I played piano at a Worthmore disabled elderly center. Then after I was done, I said, "How about you give me a standing ovation?"
I regret it to this day. Now I am forced to live here at Worthmore, and sit on my wheelchair, sad and lonely.
Why did Stephen Hawking go on to Britain's Got Talent?
To sing.
Why don’t rappers tell secrets?
Because they always end up DROPPING it.
What is Rapboat's favorite musical note? A minor.
Runescape is the only form of birth control that is 100% effective.
What did a comedian say at a show full of blind people?
"What's up?"
What did Harry Houdini say when he did his famous vanishing act at a sushi place?

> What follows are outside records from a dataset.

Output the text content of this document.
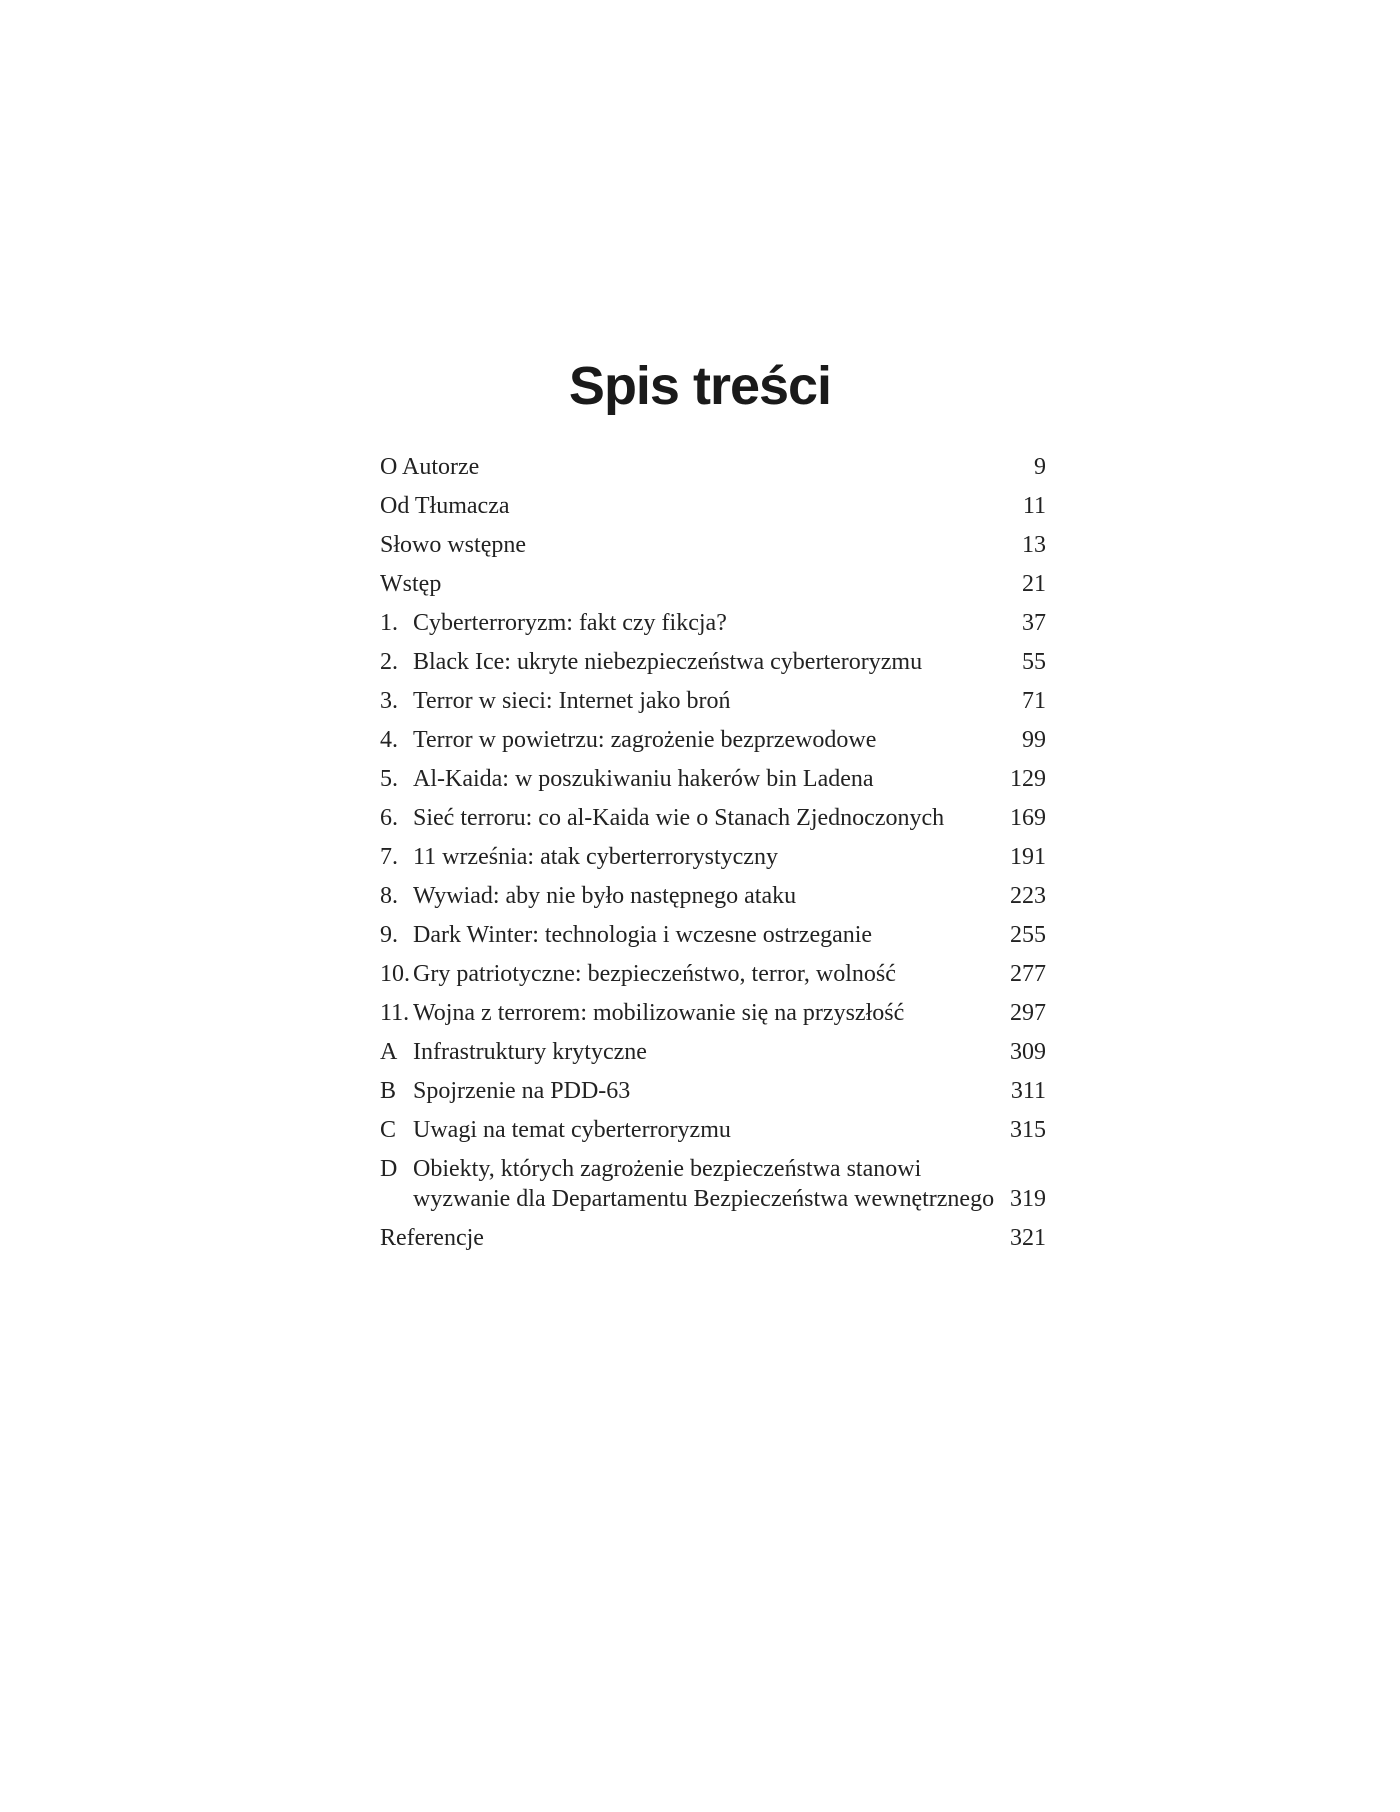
Spis treści
O Autorze	9
Od Tłumacza	11
Słowo wstępne	13
Wstęp	21
1. Cyberterroryzm: fakt czy fikcja?	37
2. Black Ice: ukryte niebezpieczeństwa cyberteroryzmu	55
3. Terror w sieci: Internet jako broń	71
4. Terror w powietrzu: zagrożenie bezprzewodowe	99
5. Al-Kaida: w poszukiwaniu hakerów bin Ladena	129
6. Sieć terroru: co al-Kaida wie o Stanach Zjednoczonych	169
7. 11 września: atak cyberterrorystyczny	191
8. Wywiad: aby nie było następnego ataku	223
9. Dark Winter: technologia i wczesne ostrzeganie	255
10. Gry patriotyczne: bezpieczeństwo, terror, wolność	277
11. Wojna z terrorem: mobilizowanie się na przyszłość	297
A Infrastruktury krytyczne	309
B Spojrzenie na PDD-63	311
C Uwagi na temat cyberterroryzmu	315
D Obiekty, których zagrożenie bezpieczeństwa stanowi
wyzwanie dla Departamentu Bezpieczeństwa wewnętrznego 319
Referencje	321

"Now sashimi, now you don't!"
Welcome to Blind Date. With me, Stevie Wonder!
Yo mama's so stupid, she frickin' died at the Super Bowl!
If you spin a fidget spinner, You'll end up spinning it too fast. When you end up spinning it too fast, it will make you fly away. When you fly away, you'll end up in a tree. When you end up in a tree, you'll see that your friends are hanging out without you. When you see that your friends are hanging out without you, you'll run away in the woods because you're sad. When you ran away in the woods, you'll see a bear. When you see a bear, it will chase you. When the bear chases you, you'll build a fort to protect yourself. When you build a fort to protect yourself, you then notice you're lonely. You'll become friends with the bear. When you become friends with a bear, you'll start to act like a bear. When you start to act like a bear, you will become a bear.
DO NOT BECOME A BEAR! NEVER PLAY WITH A FIDGET SPINNER!